The basic idea behind “About the End” is to immersively explore “the concept of ‘apocalypse’ in its emotional, metaphorical, philosophical and socio-political manifestations,” according to the synopsis, “ultimately touching on themes such as human transiency and vulnerability.”

In Quebec viewers will see a post-apocalyptic community of activists who are dismantling radar stations that had been installed in the Arctic region during the Cold War. The Indonesia shoot will look at how people live under the country’s most active volcano, Mount Merapi, their rituals to placate the gods and how they decide it’s time to evacuate.
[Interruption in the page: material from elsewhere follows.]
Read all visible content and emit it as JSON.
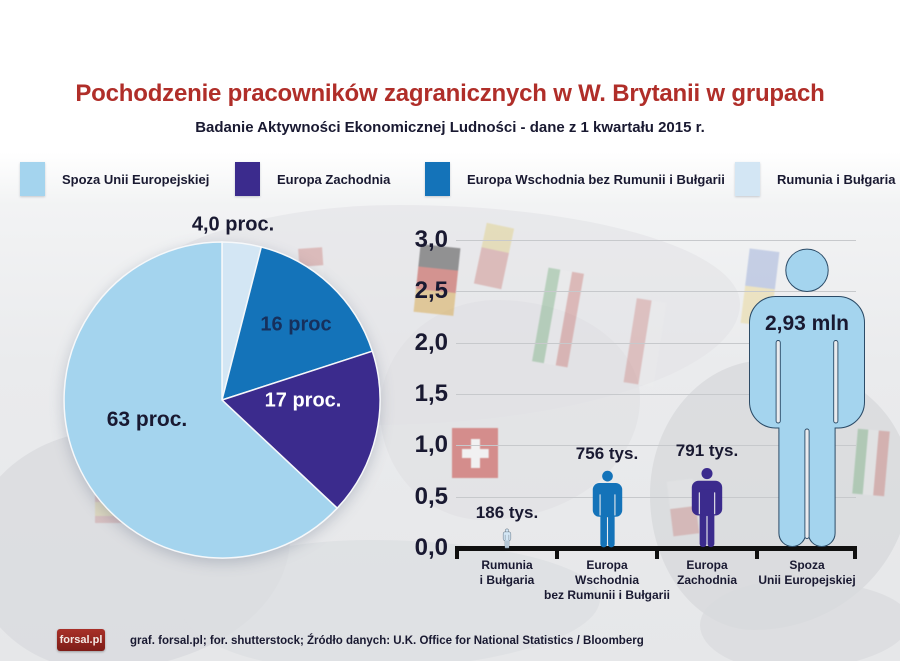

The Italy portion is set in an abandoned Tuscan monastery, the “Bug Out Location” chosen by an ascetic former nun named Teresa to prep for impending doom by praying, doing martial arts and wishing she had a gun.

“As a producer I always use narratives steeped in social reality as the starting point for my projects,” says Pompili who also has another doc in the works, titled “Abbiamo Vinto Noi” (“We Are The Winners”). It’s being helmed by veteran Italian documaker Giovanni Piperno who co-directed “Le Cose Belle” with Agostino Ferrente (“Selfie”).
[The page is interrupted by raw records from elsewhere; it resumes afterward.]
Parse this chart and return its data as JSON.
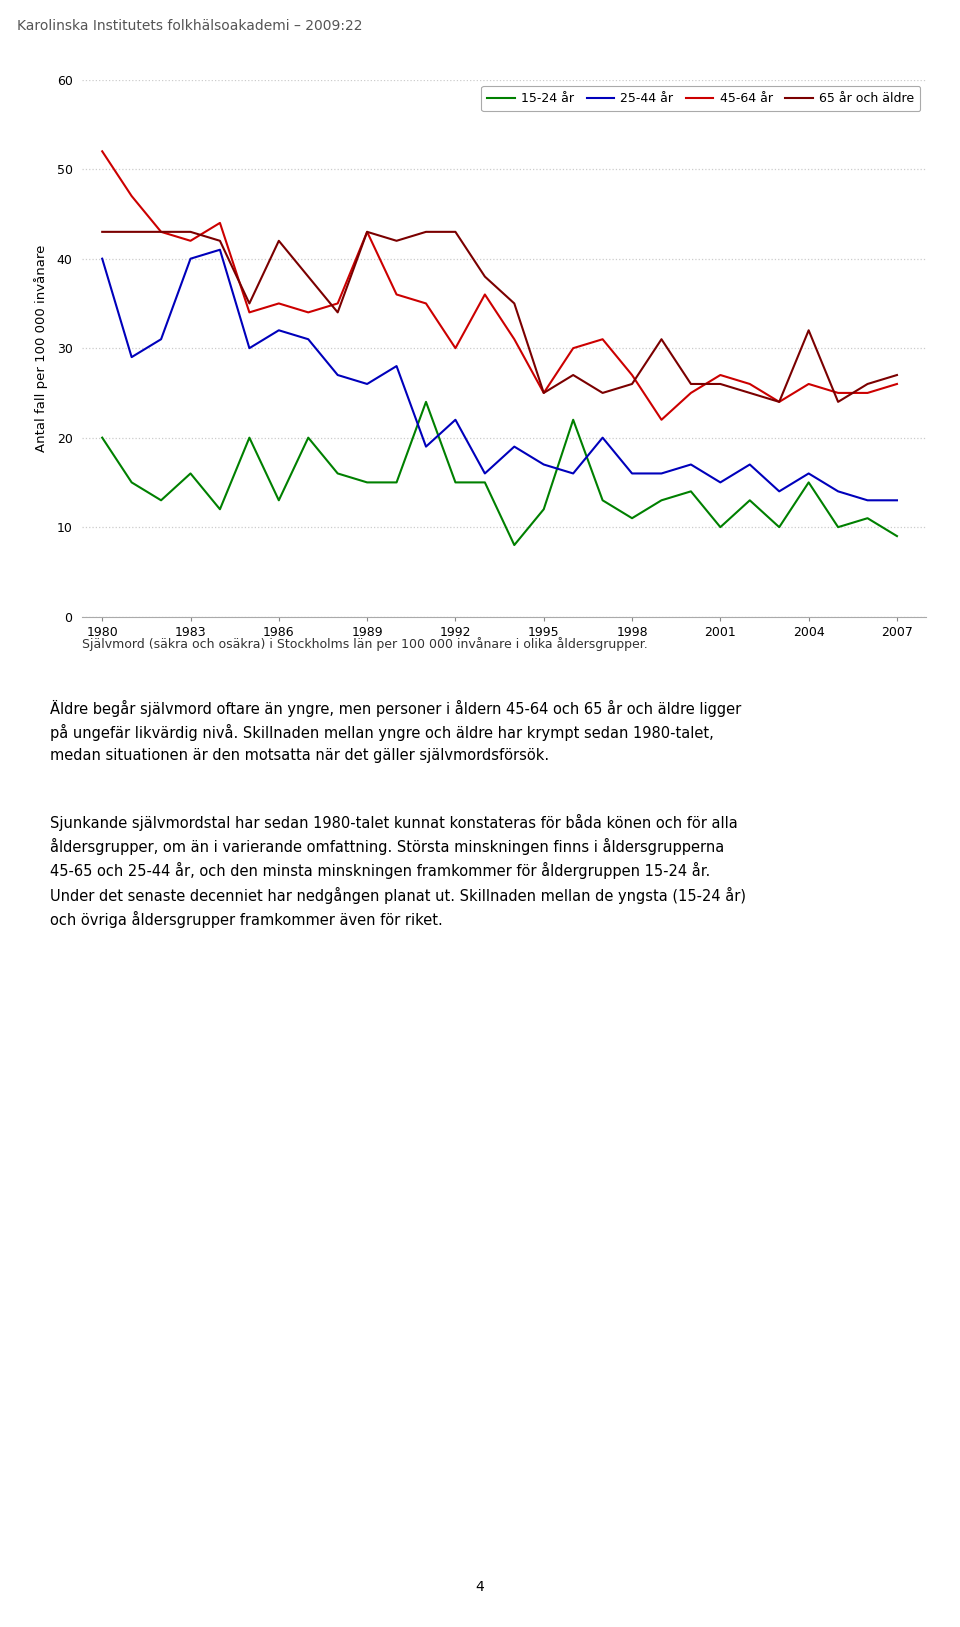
{
  "title_header": "Karolinska Institutets folkhälsoakademi – 2009:22",
  "ylabel": "Antal fall per 100 000 invånare",
  "caption": "Självmord (säkra och osäkra) i Stockholms län per 100 000 invånare i olika åldersgrupper.",
  "years": [
    1980,
    1981,
    1982,
    1983,
    1984,
    1985,
    1986,
    1987,
    1988,
    1989,
    1990,
    1991,
    1992,
    1993,
    1994,
    1995,
    1996,
    1997,
    1998,
    1999,
    2000,
    2001,
    2002,
    2003,
    2004,
    2005,
    2006,
    2007
  ],
  "series_15_24": [
    20,
    15,
    13,
    16,
    12,
    20,
    13,
    20,
    16,
    15,
    15,
    24,
    15,
    15,
    8,
    12,
    22,
    13,
    11,
    13,
    14,
    10,
    13,
    10,
    15,
    10,
    11,
    9
  ],
  "series_25_44": [
    40,
    29,
    31,
    40,
    41,
    30,
    32,
    31,
    27,
    26,
    28,
    19,
    22,
    16,
    19,
    17,
    16,
    20,
    16,
    16,
    17,
    15,
    17,
    14,
    16,
    14,
    13,
    13
  ],
  "series_45_64": [
    52,
    47,
    43,
    42,
    44,
    34,
    35,
    34,
    35,
    43,
    36,
    35,
    30,
    36,
    31,
    25,
    30,
    31,
    27,
    22,
    25,
    27,
    26,
    24,
    26,
    25,
    25,
    26
  ],
  "series_65plus": [
    43,
    43,
    43,
    43,
    42,
    35,
    42,
    38,
    34,
    43,
    42,
    43,
    43,
    38,
    35,
    25,
    27,
    25,
    26,
    31,
    26,
    26,
    25,
    24,
    32,
    24,
    26,
    27
  ],
  "color_15_24": "#008000",
  "color_25_44": "#0000bb",
  "color_45_64": "#cc0000",
  "color_65plus": "#7b0000",
  "label_15_24": "15-24 år",
  "label_25_44": "25-44 år",
  "label_45_64": "45-64 år",
  "label_65plus": "65 år och äldre",
  "ylim": [
    0,
    60
  ],
  "yticks": [
    0,
    10,
    20,
    30,
    40,
    50,
    60
  ],
  "xticks": [
    1980,
    1983,
    1986,
    1989,
    1992,
    1995,
    1998,
    2001,
    2004,
    2007
  ],
  "grid_color": "#cccccc",
  "body_para1": [
    "Äldre begår självmord oftare än yngre, men personer i åldern 45-64 och 65 år och äldre ligger",
    "på ungefär likvärdig nivå. Skillnaden mellan yngre och äldre har krympt sedan 1980-talet,",
    "medan situationen är den motsatta när det gäller självmordsförsök."
  ],
  "body_para2": [
    "Sjunkande självmordstal har sedan 1980-talet kunnat konstateras för båda könen och för alla",
    "åldersgrupper, om än i varierande omfattning. Största minskningen finns i åldersgrupperna",
    "45-65 och 25-44 år, och den minsta minskningen framkommer för åldergruppen 15-24 år.",
    "Under det senaste decenniet har nedgången planat ut. Skillnaden mellan de yngsta (15-24 år)",
    "och övriga åldersgrupper framkommer även för riket."
  ],
  "page_number": "4"
}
“We Are The Winners” – on which Matteo Garrone’s Archimede is a minority co-producer – is set in youth centers on the impoverished outskirts of several Italian cities. It involves film laboratories held by Piperno with street kids who make shorts about life in their hoods. The ongoing black-and-white project has already spawned several prizewinning shorts shot in Rome’s Tor Sapienza quarter.
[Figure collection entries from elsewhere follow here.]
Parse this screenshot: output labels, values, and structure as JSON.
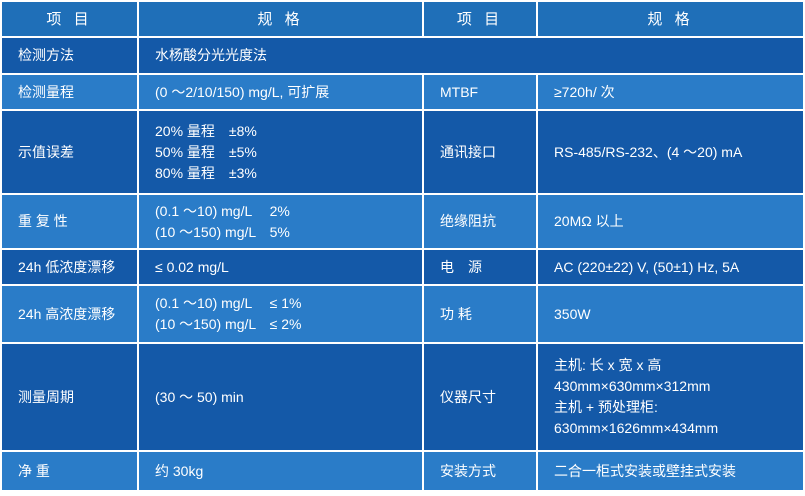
{
  "header": {
    "col1": "项 目",
    "col2": "规 格",
    "col3": "项 目",
    "col4": "规 格"
  },
  "rows": [
    {
      "item1": "检测方法",
      "spec1": [
        "水杨酸分光光度法"
      ]
    },
    {
      "item1": "检测量程",
      "spec1": [
        "(0 ～2/10/150) mg/L, 可扩展"
      ],
      "item2": "MTBF",
      "spec2": [
        "≥720h/ 次"
      ]
    },
    {
      "item1": "示值误差",
      "spec1": [
        "20% 量程　±8%",
        "50% 量程　±5%",
        "80% 量程　±3%"
      ],
      "item2": "通讯接口",
      "spec2": [
        "RS-485/RS-232、(4 ～20) mA"
      ]
    },
    {
      "item1": "重 复 性",
      "spec1": [
        "(0.1 ～10) mg/L　 2%",
        "(10 ～150) mg/L　5%"
      ],
      "item2": "绝缘阻抗",
      "spec2": [
        "20MΩ 以上"
      ]
    },
    {
      "item1": "24h 低浓度漂移",
      "spec1": [
        "≤ 0.02 mg/L"
      ],
      "item2": "电　源",
      "spec2": [
        "AC (220±22) V, (50±1) Hz, 5A"
      ]
    },
    {
      "item1": "24h 高浓度漂移",
      "spec1": [
        "(0.1 ～10) mg/L　 ≤ 1%",
        "(10 ～150) mg/L　≤ 2%"
      ],
      "item2": "功 耗",
      "spec2": [
        "350W"
      ]
    },
    {
      "item1": "测量周期",
      "spec1": [
        "(30 ～ 50) min"
      ],
      "item2": "仪器尺寸",
      "spec2": [
        "主机: 长 x 宽 x 高",
        "430mm×630mm×312mm",
        "主机 + 预处理柜:",
        "630mm×1626mm×434mm"
      ]
    },
    {
      "item1": "净 重",
      "spec1": [
        "约 30kg"
      ],
      "item2": "安装方式",
      "spec2": [
        "二合一柜式安装或壁挂式安装"
      ]
    }
  ]
}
Meanwhile in the scripted feature film realm, Kino recently made Carlo Sironi’s “Sole,” the love story intertwined with baby trafficking that’s been making an international splash after launching last year from Venice and Toronto (Sironi is among Variety’s 10 European Director’s to watch).

Kino’s new narrative feature film projects include “Delta” by Michele Vannucci (“Il Più Grande Sogno”) and “La Bella Estate,” a free-form adaptation of Cesare Pavese’s eponymous collection of short novels to be directed by Laura Luchetti whose drama “Twin Flower” is among Italy’s recent standout titles.